Liquid can turn into solid, physicists show

Updated on: Friday, October 14, 2011

Physicists claim to have for the first time demonstrated in simulations that liquid can turn into solid under high electric field.

A team at the Georgia Institute of Technology has shown that under the influence of sufficiently high electric fields, liquid droplets of certain materials undergo solidification, forming crystallites at temperature and pressure conditions that correspond to liquid droplets at field-free conditions.
 
This electric-field-induced phase transformation is termed electro-crystallisation, the physicists say.
 
"We show that with a strong electric field, you can induce a phase transition without altering the thermodynamic parameters," said Prof Uzi Landman, who led the research published in the 'Journal of Physical Chemistry C'.
 
In these simulations, the team set out first to explore a phenomenon described by Sir Geoffrey Ingram Taylor in 1964 in the course of his study of the effect of lightning on raindrops, expressed as changes in the shape of liquid drops when passing through an electric field.
 
While liquid drops under field-free conditions are spherical, they alter their shape in response to an applied electric field to become needle-like liquid drops.
 
Instead of the water droplets used in the almost decade-old laboratory experiments of Taylor, the team focused their study on a 10 nanometre diameter liquid droplet of formamide, which is a material made of small polar molecules each charactered by a dipole moment that is more than twice as large as that of a water molecule. 

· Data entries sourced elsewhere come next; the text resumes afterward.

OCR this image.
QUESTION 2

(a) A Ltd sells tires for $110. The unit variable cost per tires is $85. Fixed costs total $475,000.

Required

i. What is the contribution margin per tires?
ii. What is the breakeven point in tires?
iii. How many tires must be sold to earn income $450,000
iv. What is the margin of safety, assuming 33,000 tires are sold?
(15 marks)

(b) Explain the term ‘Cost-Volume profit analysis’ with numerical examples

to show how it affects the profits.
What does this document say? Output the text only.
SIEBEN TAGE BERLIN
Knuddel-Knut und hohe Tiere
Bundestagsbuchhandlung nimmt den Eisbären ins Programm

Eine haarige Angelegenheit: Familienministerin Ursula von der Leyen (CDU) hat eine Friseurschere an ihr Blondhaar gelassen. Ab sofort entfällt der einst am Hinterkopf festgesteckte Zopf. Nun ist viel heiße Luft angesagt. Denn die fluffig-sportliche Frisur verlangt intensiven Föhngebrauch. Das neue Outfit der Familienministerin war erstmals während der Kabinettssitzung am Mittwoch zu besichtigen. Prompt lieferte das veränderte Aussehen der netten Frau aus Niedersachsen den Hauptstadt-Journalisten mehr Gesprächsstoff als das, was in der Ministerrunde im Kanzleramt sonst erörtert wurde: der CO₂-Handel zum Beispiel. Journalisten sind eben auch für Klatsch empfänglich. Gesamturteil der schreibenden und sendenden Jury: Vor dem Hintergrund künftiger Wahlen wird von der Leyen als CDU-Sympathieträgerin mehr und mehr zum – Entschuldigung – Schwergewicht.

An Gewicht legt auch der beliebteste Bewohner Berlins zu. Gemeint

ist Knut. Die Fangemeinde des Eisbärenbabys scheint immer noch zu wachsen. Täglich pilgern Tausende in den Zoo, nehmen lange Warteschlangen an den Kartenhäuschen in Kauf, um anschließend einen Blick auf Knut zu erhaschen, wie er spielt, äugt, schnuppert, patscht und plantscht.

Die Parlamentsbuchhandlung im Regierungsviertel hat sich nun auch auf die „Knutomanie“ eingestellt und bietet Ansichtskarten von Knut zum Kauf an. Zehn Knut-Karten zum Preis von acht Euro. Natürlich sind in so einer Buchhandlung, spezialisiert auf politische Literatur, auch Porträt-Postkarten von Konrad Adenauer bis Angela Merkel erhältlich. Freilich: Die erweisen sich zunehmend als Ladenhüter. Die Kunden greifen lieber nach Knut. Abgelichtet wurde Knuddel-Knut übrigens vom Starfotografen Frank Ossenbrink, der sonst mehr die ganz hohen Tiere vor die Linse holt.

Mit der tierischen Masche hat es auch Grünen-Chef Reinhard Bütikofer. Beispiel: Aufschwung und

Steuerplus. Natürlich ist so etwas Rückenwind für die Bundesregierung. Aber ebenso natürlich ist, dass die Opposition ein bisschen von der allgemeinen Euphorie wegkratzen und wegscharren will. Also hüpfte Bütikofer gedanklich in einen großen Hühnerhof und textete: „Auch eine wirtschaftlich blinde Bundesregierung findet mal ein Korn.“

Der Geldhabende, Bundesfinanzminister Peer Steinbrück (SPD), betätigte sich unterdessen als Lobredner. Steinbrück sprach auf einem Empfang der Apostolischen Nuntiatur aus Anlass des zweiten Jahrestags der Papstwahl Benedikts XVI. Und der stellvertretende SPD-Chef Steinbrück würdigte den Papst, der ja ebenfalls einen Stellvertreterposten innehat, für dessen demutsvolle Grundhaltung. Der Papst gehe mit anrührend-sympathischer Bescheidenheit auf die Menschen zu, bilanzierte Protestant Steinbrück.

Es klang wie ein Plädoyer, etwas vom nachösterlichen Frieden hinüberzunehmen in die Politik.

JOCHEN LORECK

With the use of molecular dynamics simulations developed at the CCMS, which allow scientists to track the evolution of materials systems with ultra-high resolution in space and time, the physicists explored the response of the formamide nano-droplet to applied electric field of variable strength.
 
Influenced by a field of less than 0.5V/nm, the spherical droplet elongated only slightly. However, when the strength of the field was raised to a critical value close to 0.5 V/nm, the simulated droplet was found to undergo a shape transition resulting in a needle-like liquid droplet with its long axis measuring about 12 times larger than the perpendicular small axis of the needle-like droplet.
 
The value of the critical field found in the simulations agrees well with the prediction obtained almost half a decade ago by Taylor from general macroscopic considerations.
 
Past the shape transition further increase of the applied electric field yielded a slow, gradual increase of the aspect ratio between the long and short axes of needle-like droplet, with the formamide molecules exhibiting liquid diffusional motions, say the physicists.
 
"Here came the Eureka moment. When the field strength in the simulations was ramped up even further, reaching a value close to 1.5V/nm, the liquid needle underwent a solidification phase transition," Landman said.